Make Curiosity a Part of Your Decision Making

Five years old little cute boy hiding behind a table

I am inherently curious. Offer me a factory tour and I’m there. Give me a chance to visit a new city and I’m all over it. I like nothing better than the “ah-has” that come with learning something new. Over the years, this curiosity has served me well as I’ve interacted with a spectrum of clients in a wide variety of industries. While my focus is workforce transition issues, it helps that I can talk retail with retailers and distribution with distributors.

I mentioned this in a presentation last month and an electrical contractor sitting in the front row raised his hand. “I’m always looking up,” he said, trying to figure out how the place was wired. I can be in a restaurant, shopping mall, or bus station, I’m always analyzing the other guy’s work.” I asked how many other people in the audience did something similar and a good portion raised their hands.

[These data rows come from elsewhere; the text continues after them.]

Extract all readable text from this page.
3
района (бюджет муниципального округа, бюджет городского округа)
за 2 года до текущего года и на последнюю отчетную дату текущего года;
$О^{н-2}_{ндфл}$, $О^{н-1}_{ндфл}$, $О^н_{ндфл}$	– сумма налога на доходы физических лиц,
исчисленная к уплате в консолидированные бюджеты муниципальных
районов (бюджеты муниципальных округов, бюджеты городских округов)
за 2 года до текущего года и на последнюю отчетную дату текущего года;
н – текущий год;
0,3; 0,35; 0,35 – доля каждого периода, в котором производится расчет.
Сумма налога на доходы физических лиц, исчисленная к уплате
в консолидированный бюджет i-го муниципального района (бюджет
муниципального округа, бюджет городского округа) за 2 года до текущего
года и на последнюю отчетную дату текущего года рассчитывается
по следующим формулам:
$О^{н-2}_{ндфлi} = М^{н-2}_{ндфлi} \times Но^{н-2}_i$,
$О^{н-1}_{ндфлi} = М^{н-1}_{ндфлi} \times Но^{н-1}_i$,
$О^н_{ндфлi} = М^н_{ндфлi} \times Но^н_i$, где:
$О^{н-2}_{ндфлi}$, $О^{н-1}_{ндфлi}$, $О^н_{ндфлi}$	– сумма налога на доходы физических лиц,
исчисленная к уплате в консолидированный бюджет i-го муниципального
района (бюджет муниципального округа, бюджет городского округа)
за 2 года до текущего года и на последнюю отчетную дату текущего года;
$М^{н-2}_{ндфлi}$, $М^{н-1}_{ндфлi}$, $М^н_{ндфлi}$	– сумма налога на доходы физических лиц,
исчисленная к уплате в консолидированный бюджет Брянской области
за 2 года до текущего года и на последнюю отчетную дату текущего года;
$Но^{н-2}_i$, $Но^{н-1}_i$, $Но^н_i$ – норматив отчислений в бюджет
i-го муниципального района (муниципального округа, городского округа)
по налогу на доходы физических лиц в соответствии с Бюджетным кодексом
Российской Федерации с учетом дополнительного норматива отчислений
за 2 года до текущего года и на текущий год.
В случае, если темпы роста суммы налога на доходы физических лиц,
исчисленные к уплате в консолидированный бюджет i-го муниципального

This sense of wonder will serve you well regardless of your occupation and environment. I am continually surprised how little most people know about the organization for which they work. As I write this for instance, a driver for a linen and uniforms service is walking past me. I have an urge to ask him, “So how does your company make money? Can you explain the business model to me?” If he didn’t assume I was nuts, chances are he might say something like, “It’s not my job to know stuff like that.” How sad, for both him and the firm he works for. Knowledge, regardless of your role in the organization is the key to better decision making and success on several levels.

If you’re reading this, chances are you’re not one of these tunnel-visioned people who’s only invested in the next paycheck. But what about the people around you? Better profits come from better productivity. Better productivity comes from better decision making. Better decision making comes from better knowledge. Better knowledge comes from a continual sense of wonder and curiosity. So what to do? Here are three easy-to-implement suggestions:

Make curiosity a part of your ethos. Take a tour. Connect with a colleague in another part of the business with whom you might benefit from a mutual relationship. Ask those questions about the firm and industry that will open doors to new opportunities. Step out of your comfort zone and enjoy the rewards.

Set aside time to discuss the details. Dedicate the first or last five minutes of every meeting to sharing something interesting about the firm. Explain why it’s essential and how it impacts everyone. If your people are remote, send them a video or an interesting set of factoids. You might even assign this task to others to encourage their curiosity. Chance are, you’ll be surprised by what they find fascinating.

Demonstrate how curiosity turns into success. Tell your story. Ask your boss to tell his story. Ask a top manager to her story. Do this enough and your people will conclude that asking more questions and developing a sense of wonder is essential to better opportunities not just with your firm, but elsewhere long-term.

An enquiring mind is essential for short-term and long-term success. Put it to work today and get those around you to do the same.